Claudio Amendola parla a Sorrisi del suo personaggio in "Nero a metà" e del lungo rapporto con la televisione
Claudio Amendola torna finalmente su Raiuno. In realtà c’era stato fino allo scorso giugno con le seguitissime repliche della serie “Nero a metà”. Ora, però, arrivano gli episodi inediti della seconda stagione: sei prime serate in cui il suo ispettore Carlo Guerrieri, promosso a capo dell’Investigativa, dovrà districarsi tra nuovi casi e nuovi colpi di scena.
Claudio, promosso nella fiction e promosso dal pubblico.
«L’apprezzamento del pubblico è stato sorprendente, anche le repliche nei mesi scorsi sono andate benissimo. Forse perché eravamo tutti chiusi in casa».
Al debutto aveva detto: «Ho reso il mio ispettore normale, accessibile, riconoscibile». Nella seconda stagione cosa ha aggiunto?
«Un coinvolgimento emotivo. Il cuore di Carlo verrà smosso. Quell’uomo un po’ di pietra adesso si sposa, però, mannaggia, qualcosa lo distrae parecchio. Diciamo che l’entrata in scena di Nicole Grimaudo non passa inosservata».¶
Non c’è pace nel cuore del suo ispettore...
«Eh no, ed è proprio questo il grande cambiamento per uno che cercava di mantenere grandi distanze con l’amore, con la coppia, con certi argomenti».
La diverte essere così conteso dalle donne nella sceneggiatura?
«Nella sceneggiatura sì, mi diverte molto. Ma succedono tante altre cose. C’è una parte investigativa che coinvolgerà tutta la squadra, ci sarà tensione e pathos».
Al suo fianco ritroviamo l’altra metà della coppia, il “nero”, ossia Malik Soprani.

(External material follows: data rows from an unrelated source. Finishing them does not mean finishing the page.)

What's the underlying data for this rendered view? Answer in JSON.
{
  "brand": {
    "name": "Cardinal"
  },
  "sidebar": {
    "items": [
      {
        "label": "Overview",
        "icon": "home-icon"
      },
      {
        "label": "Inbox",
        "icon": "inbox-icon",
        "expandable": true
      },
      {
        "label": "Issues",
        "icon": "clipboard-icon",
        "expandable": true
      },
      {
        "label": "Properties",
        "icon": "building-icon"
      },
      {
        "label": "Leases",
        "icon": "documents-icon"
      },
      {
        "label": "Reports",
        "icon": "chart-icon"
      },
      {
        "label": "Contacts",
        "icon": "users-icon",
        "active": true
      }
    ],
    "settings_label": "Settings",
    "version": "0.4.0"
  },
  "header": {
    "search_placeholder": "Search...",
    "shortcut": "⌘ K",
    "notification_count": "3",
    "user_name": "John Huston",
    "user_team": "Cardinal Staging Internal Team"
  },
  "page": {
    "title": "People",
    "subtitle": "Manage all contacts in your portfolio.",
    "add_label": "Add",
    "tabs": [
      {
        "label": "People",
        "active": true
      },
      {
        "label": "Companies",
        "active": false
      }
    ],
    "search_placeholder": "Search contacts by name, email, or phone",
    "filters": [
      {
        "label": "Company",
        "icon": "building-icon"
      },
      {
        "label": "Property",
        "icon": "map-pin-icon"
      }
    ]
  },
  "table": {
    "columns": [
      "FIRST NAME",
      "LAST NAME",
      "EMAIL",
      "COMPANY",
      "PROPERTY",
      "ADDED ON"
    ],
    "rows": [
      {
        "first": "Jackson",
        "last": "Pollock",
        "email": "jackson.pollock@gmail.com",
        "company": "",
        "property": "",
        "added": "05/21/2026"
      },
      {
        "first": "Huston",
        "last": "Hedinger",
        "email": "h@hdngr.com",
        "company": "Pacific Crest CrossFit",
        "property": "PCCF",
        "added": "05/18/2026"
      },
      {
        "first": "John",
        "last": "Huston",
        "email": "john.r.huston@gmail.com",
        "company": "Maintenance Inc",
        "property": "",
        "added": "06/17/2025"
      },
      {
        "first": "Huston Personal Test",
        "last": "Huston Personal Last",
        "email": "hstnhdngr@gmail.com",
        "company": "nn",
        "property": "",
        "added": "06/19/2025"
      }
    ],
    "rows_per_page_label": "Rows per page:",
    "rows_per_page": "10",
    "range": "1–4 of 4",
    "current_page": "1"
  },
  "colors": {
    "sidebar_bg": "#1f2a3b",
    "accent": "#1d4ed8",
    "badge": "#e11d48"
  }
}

«Ci scontriamo ancora parecchio, abbiamo visioni completamente diverse, restano grandi differenze, ma il rapporto fra i due matura, diventa una sorta di complicità. Non su tutto ovviamente. In generale questa serie è molto cresciuta, anche noi attori eravamo più rodati, ci conoscevamo meglio».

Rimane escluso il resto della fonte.